Thursday, April 17, 2008

Field Notes from the Past #13

Being a continuation of field-journal entries from the springs of 1962 and 1963 when I was a budding ornithologist of just 15 or 16 growing up in the rural village of Galien in Berrien County, Michigan.
April 17 [1962], Tuesday

For the second day, no [Eastern] Bluebirds were seen near house #2, although I searched carefully in the immediate area of the house. A Song Sparrow was seen singing from a perch on the wires almost directly above the house. It may be that the bluebirds have been driven of[f] by the Song Sparrow because they were on his territory. I searched in the area of the house again in th eevening, but again found no bluebirds.

I saw my first Red Fox in a woodland swamp early in the morning. The fox was seen carefully for several seconds so that I could see the white tip on the tail and the black feet.

Another flock of [Canada] Geese were seen flying overhead again today. There were 23 of them, flying in a long, trailing line.


Blogger Misty said...

Mr. Trapp,

I find it curious that few readers have commented on your youthful field notes. As a birder and longtime reader of your blog, I'm intrigued by the seeming genesis of a life-long interest and career. As a former teacher, I find myself wondering how your peers viewed your interests, how you integrated your birding enthusiasm with other social/academic/athletic [you mentioned a baseball team] aspects of your youth.

It's a long way from the railroad side of a small town to the outer Aluetians to DC. Glad you made the trek. Wish more of my students had been able to thus persevere.


April 17, 2008 7:40 PM  
Blogger John L. Trapp said...


I appreciate the thoughtful and insightful comments of a former teacher.

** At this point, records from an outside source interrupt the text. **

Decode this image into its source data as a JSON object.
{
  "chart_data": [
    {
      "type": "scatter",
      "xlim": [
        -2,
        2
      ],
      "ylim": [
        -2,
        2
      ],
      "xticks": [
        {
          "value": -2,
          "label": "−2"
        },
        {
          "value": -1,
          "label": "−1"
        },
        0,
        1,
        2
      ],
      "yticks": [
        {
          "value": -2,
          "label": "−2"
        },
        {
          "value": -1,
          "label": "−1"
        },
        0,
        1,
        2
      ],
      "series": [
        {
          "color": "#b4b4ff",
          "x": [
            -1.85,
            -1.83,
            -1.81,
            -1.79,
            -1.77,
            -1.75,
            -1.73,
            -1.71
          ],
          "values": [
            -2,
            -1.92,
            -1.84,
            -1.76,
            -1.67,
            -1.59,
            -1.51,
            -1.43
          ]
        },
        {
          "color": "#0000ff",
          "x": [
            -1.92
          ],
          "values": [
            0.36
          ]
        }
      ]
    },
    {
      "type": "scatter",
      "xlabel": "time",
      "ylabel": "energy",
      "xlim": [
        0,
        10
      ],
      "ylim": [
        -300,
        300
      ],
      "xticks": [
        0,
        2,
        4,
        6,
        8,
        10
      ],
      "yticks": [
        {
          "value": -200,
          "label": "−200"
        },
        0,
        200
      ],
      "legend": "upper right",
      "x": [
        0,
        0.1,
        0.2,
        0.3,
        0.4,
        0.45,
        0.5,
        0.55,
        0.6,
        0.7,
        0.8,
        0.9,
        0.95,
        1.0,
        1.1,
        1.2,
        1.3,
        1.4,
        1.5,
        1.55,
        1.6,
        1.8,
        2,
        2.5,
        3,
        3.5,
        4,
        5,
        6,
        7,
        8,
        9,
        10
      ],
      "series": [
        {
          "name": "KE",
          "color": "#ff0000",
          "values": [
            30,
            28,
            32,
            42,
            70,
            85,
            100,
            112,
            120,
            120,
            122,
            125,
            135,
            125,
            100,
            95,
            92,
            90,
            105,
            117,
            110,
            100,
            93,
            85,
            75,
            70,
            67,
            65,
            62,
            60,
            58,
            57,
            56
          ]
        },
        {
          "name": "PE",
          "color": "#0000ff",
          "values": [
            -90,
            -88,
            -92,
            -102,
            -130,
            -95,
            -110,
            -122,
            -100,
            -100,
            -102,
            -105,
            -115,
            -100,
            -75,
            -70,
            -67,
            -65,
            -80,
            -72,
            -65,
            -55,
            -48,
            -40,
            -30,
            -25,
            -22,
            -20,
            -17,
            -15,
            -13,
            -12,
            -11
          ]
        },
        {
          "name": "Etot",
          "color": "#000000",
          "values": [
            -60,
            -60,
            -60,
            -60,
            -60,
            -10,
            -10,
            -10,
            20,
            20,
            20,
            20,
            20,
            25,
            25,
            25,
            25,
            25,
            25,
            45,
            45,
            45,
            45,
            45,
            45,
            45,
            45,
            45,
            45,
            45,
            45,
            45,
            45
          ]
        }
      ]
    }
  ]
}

I was never a particularly good student in high school, but was totally focused on my interest in birds (something that I didn't share with any of my peers), acquiring and reading college texts on birds at a very early age. At some point in high school it dawned on me that if I were to achieve my dream of working with birds that I would need a college degree. Even during my first two years of college, I found it a struggle to be even an average student, but I was too stubborn to give up.

I was particularly shy and withdrawn during my youth. For me, attending a small high school was an advantage in that it allowed me to participate in activities that I might not have had the opportunity to participate in at a larger school. Participating in sports helped build my confidence and taught me the value of team work.

I guess that I was one of those very people who know at a very early age what they want to do with their lives and had the opportunity to fulfill my dreams.